“Mid-March, our world came to a screeching halt. We went to not knowing anything.”
From her home in Chicago, Jill Dedinsky describes that pivotal week when Covid-19 reached a head. At The Goddess and Grocer, the gourmet deli and coffee shop where she serves as Executive Chef of Catering, the shelves—normally packed wall-to-wall with orders—went bare virtually overnight.
Mid-March, our world came to a screeching halt.Jill Dedinsky
But as the uncertain weeks have turned into months, Jill has stayed busy, devoting her energy to packing take-out orders and delivering Sunday dinners to neighbors quarantined in their homes. She’s even turned up the heat on a backburnered project: planting a garden in the empty side lot near her shop.
“Normally, we’d be running around like crazy because [we’re catering] concerts, this and that,” she says. “[Now], we finally have some time.”
A Game of Adaptation
For a lot of us in the industry, calling the pandemic a predicament would be an understatement. With barely a warning, chefs and restaurant operators had to shut their doors, decide how they’d keep their heads above water and protect their staff from layoffs. They found themselves in a new reality of food shortages, inoperative business models, and heightened expectations for safety and service. Not to mention social distancing, which doesn’t just turn away customers—it takes an emotional toll.
I always try to comfort everyone through food.Jill Dedinsky
For Dina Altieri, checking in has been essential. “I didn’t anticipate how personal this was going to be for me,” she says. Dina is the Director of Culinary Enterprises at UMOM New Day Centers in Phoenix, which regularly serves hundreds of people experiencing homelessness in the community. While traditional restaurants were facing slowdown, centers like UMOM found themselves ramping up like never before. Since March, UMOM has launched a web-based ordering platform and provided meals, job skills training, and a safe community to over 150 families.

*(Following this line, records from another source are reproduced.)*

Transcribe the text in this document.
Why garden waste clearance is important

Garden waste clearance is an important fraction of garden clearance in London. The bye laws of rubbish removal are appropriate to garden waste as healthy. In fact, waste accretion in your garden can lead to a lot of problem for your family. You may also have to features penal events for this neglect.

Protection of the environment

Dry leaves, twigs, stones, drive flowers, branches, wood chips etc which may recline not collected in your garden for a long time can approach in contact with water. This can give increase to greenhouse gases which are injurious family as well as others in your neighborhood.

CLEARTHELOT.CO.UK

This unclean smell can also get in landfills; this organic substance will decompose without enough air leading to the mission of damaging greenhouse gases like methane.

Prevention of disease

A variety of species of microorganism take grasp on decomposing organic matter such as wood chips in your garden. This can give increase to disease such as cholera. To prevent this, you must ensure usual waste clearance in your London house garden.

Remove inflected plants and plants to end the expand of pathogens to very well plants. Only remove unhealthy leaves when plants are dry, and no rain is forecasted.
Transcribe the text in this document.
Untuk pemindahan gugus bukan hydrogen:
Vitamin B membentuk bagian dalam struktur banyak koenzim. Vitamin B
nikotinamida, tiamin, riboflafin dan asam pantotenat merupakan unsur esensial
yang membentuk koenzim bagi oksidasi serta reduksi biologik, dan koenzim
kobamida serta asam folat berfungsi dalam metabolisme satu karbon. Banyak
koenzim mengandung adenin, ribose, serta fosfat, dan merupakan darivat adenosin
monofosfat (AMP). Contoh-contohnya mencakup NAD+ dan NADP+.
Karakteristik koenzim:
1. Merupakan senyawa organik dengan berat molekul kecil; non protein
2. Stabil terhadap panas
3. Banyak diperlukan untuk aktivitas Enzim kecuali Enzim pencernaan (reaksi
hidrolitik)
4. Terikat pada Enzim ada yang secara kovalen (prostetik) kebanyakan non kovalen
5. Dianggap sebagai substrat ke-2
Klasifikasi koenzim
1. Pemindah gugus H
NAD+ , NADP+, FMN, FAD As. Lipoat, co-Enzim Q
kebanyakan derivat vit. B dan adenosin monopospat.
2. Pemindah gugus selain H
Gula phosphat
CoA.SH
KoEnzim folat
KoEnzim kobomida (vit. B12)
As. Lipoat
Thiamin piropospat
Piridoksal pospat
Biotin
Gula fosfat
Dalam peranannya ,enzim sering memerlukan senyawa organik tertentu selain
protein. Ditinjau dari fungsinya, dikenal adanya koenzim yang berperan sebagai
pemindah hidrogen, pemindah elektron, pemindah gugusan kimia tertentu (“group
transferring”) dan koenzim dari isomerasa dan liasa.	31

“I’m always amazed at how much change is happening every day,” she says. “It’s almost too much to describe.”
At Marquette University in Milwaukee, where the Golden Eagles found themselves on a months-long spring break, Executive Chef Mike Wichrowski considers the upcoming fall semester.
“More than ever, we’re going to have to listen to [our students] to figure out what’s working and what’s not going to work,” he explains. “Across the country, [chefs and food service] are going to step up their game that much more.”
“We’ve never had this much time to plan...ever,” he adds. It’s June, and students return—maybe—in August.
Into the Unknown
For the culinary industry, the path forward isn’t without challenges. “Getting back to normal” is unlikely to happen anytime soon, if ever. And sadly, many restaurants will not survive.
But for those finding ways to keep business viable, there’s energy in the air, and the glimmer of opportunity to build a more agile, more compassionate food service community. Chefs across the world are trading in old plans, dreams, and recipes for new ones, bringing a renewed creative energy to what comes next.
We’ve never had this much time to plan...ever.Mike Wichrowski
From Chicago, Jill reflects on the core of her work. “I always try to comfort everyone through food,” she says. “As long as I can make people happy through food, that’s really all I can do.”
“I’m not sure I’m saying that I’m happy this is happening,” Dina admits with a hesitant laugh. “[But] we’ve sure grown through this experience. And that story, I think, is going to be really cool to tell.”
Connecting and Reconnecting. In Minor’s, You Have a Partner
As all of us face new challenges in the coming months, our world-class team of chefs is here to help. We represent all segments of the food industry, from independent restaurant owners to operators of large commercial kitchens. We love to tinker, create and problem-solve. And we’re dedicated to providing personalized service for your front- and back-of-house needs, however unique they may be. Consider us part of your mise-en-place. Whether you’re ready to reconnect or partner with us for the first time, we can’t wait to get started.
Update, August 2020: We are saddened to hear of the sudden passing of Chef Jill on August 29. She was, as shines through in her interviews, a vibrant member of her community who brought joy, comfort, and love to everyone she met—especially through her food. We’re so grateful to have gotten to know her for this project. Our thoughts are with Jill’s family and friends, and her community at The Goddess and Grocer.